Though the body of research is still small, it has been growing, particularly in the area of cognitive psychology, said Clark. As keynote speaker at next week’s annual Knowledge Exchange, an industry conference in Toronto organized by the Canadian Society of Training and Development, Clark sees it as her job to rally practitioners to apply science in the training they develop and deliver.

“Sometimes clients ask for the craziest thing, and I would be remiss if I didn’t explain to them that while I can give them what they want, it might not give them the results they’re looking for,” said Clark.

Clark sympathizes with training practitioners, particularly those who do not have the luxury to turn down a job they know will turn out bad. Much of the blame is on the time and cost pressures imposed upon practitioners, said Clark.

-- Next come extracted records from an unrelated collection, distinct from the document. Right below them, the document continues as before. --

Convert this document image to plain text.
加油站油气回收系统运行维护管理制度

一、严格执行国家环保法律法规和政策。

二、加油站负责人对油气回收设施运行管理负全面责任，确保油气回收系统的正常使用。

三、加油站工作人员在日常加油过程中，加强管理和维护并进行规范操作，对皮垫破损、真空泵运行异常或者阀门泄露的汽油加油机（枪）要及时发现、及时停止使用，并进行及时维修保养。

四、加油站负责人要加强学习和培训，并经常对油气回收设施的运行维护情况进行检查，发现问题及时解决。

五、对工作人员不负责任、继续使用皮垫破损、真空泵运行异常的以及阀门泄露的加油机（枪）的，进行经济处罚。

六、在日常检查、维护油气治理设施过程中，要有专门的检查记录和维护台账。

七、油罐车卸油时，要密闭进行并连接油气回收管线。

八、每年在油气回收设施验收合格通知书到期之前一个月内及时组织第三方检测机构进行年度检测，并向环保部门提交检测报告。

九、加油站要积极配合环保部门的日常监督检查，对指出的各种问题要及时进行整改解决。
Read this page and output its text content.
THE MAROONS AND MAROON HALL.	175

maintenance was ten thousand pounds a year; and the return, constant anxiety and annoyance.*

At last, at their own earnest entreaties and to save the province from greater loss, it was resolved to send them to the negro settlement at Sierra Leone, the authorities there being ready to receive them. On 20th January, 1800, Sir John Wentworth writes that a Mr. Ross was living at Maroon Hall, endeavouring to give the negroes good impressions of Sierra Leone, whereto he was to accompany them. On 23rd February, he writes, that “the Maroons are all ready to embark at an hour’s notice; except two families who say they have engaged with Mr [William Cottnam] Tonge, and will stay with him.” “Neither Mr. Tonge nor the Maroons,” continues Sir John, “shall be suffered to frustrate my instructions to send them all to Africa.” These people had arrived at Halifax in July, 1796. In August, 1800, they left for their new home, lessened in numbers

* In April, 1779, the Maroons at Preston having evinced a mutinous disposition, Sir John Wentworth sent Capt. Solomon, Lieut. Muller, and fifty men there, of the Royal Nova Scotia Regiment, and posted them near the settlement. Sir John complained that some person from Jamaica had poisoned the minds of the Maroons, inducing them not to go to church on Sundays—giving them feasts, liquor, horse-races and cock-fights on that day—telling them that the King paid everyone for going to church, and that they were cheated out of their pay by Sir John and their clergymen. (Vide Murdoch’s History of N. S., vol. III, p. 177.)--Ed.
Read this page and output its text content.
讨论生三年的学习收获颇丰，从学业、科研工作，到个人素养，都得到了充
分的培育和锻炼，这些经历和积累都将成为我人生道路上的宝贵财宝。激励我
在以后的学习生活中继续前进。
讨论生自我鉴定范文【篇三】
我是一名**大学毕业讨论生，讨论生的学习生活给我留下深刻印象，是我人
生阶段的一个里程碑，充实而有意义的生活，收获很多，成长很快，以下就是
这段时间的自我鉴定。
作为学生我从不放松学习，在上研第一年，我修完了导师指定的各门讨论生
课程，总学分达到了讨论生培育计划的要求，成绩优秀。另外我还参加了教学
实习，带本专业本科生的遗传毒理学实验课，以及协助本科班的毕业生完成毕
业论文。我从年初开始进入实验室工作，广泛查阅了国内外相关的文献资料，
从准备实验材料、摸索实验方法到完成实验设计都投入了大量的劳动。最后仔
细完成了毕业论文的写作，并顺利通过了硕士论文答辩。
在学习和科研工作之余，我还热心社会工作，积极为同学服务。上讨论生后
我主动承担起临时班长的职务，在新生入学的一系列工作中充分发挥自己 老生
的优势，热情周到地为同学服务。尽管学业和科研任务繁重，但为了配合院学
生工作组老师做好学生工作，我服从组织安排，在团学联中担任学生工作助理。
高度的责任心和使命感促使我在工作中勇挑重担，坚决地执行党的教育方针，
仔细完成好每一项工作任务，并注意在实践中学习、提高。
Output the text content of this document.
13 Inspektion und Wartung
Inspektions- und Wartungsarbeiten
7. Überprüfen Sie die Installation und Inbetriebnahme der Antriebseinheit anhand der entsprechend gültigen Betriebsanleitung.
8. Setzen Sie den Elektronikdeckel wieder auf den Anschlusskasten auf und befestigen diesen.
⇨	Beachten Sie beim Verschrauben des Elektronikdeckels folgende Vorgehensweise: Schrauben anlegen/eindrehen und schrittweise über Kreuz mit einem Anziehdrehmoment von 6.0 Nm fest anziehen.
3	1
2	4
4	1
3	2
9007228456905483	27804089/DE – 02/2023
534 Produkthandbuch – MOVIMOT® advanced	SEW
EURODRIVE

No matter how versed they are in the science of instruction, if they have to put out an e-learning program for last week, they’ll have little choice but to discard research and throw together a PowerPoint presentation full of bullet points.

What does Clark want practitioners to remember of evidence-based e-learning instruction design? That working memory is different from long-term memory, and if a learner takes in too much too fast and overloads working memory, both systems fail.

Further, that there are different purposes of learning, and for each purpose there are particular instructional approaches that work the best. Clark’s contribution to this area of knowledge is what’s known as the four design architectures: receptive, directive, guided discovery and exploratory. Lectures and readings – the receptive method – are useful for briefing advanced learners, for example, but they’re not effective for teaching novices learning procedural skills. These latter would do better with step-by-step instruction that takes them from easy to hard, and that gives them ample opportunity to ask questions — what Clark calls the directive model.

And despite the relative newness of knowledge work, research also has quite a bit to say about how knowledge workers learn, said Clark. Pointing to a 1950s study on chess masters and chess novices, Clark said research has shown the importance of automaticity — the way learners store up chunks of knowledge that they’ve processed through experience and over time — and access them when needed.

But Clark stresses that there remains much that we don’t know. Things like how people learn in collaborative settings or how motivation works. But while discovering the science behind these crucial aspects of learning can be a challenge, applying what’s already discovered is just as important a challenge for the training industry.

Ruth Clark delivers her keynote speech at the CSTD Knowledge Exchange Conference at 9 a.m. on Tuesday, Nov. 2. Other keynote speakers at the two-day conference include Jonathon Levy, who’ll speak on a new model for knowledge work training, and Harold Stolovich, who questions the be-all and end-all of return on investment.